Comme pour toute première, il a fallu fournir beaucoup plus de renseignements techniques que pour un projet photovoltaïque classique et faire énormément de pédagogie. Les composants, la batterie lithium-ion d’un côté et l’installation photovoltaïque de l’autre, sont des technologies biens connues. La nouveauté vient du logiciel qui les fait travailler ensemble. Nous avons dû réaliser des simulations sur un historique de données météorologiques pour montrer que notre logiciel permettait de répondre au cahier des charges. Le financement du premier projet, Bardzour, a pris deux fois plus de temps qu’un projet classique et l’Agence française de développement et la Banque de la Réunion ont accompagné la Caisse d’Epargne Provence-Alpes-Corse et Natixis Energéco.

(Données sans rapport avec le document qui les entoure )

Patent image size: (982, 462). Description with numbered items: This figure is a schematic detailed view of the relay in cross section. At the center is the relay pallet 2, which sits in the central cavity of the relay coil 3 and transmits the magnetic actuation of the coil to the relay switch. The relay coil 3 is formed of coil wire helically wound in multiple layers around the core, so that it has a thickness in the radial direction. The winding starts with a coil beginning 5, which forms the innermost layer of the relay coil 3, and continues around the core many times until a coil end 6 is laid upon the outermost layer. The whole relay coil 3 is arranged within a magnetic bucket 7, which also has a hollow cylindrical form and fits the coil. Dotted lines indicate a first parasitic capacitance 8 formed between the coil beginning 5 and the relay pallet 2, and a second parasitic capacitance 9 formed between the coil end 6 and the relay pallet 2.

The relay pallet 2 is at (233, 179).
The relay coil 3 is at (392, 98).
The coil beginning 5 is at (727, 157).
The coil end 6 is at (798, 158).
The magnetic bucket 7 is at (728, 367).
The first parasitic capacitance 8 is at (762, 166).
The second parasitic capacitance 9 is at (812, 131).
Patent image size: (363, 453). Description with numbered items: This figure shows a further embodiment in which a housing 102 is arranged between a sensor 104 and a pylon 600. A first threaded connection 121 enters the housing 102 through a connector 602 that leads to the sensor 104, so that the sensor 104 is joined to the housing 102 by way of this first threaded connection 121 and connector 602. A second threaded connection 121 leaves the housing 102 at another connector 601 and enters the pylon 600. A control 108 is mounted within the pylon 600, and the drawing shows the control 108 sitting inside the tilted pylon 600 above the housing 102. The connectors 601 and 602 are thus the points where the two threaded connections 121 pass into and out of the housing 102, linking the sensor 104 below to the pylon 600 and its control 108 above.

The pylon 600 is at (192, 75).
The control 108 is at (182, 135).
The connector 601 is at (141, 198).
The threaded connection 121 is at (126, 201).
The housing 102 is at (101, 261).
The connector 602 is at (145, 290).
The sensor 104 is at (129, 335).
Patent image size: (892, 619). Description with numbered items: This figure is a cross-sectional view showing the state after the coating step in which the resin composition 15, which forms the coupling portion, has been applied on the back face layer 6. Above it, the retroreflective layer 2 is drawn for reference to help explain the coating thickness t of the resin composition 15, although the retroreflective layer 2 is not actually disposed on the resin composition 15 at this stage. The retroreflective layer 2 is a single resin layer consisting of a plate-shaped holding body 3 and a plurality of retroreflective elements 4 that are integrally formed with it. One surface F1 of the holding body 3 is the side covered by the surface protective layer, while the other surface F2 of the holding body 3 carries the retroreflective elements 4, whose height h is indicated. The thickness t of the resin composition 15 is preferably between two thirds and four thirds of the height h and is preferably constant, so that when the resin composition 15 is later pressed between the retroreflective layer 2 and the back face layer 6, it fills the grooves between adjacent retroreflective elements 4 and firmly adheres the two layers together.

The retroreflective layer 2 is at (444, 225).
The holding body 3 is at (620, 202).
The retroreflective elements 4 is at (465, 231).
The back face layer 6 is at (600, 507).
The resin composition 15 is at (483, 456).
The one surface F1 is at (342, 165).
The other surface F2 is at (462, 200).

Mais ces deux prêteurs ont ensuite financé les autres projets seuls, sans délais ni garanties particulières : notre solution technique a fait ses preuves.

Le stockage des énergies renouvelables est-il près de trouver son équation économique ?

Ces quatre projets sont, comme il est normal pour une première, soutenus économiquement. Mais avec la réduction à venir du coût des batteries, nous comptons que, dans les 5 ans qui viennent, le solaire – comme l’éolien – couplé à du stockage sera compétitif dans les zones insulaires et mal connectées par rapport aux mix énergétiques locaux. Comme le stockage tord le cou à l’idée que la part d’énergies renouvelables dans un réseau doit rester limitée, le potentiel est colossal : c’est un marché de 660 millions d’habitants dont la demande d’électricité va croître très fortement. Avec les vitrines que représentent ces 4 projets et le retour d’expérience qu’ils nous apportent, nous visons l’installation de 500 à 1000 MW de solaire ou d’éolien avec stockage dans ces zones d’ici 5 à 10 ans.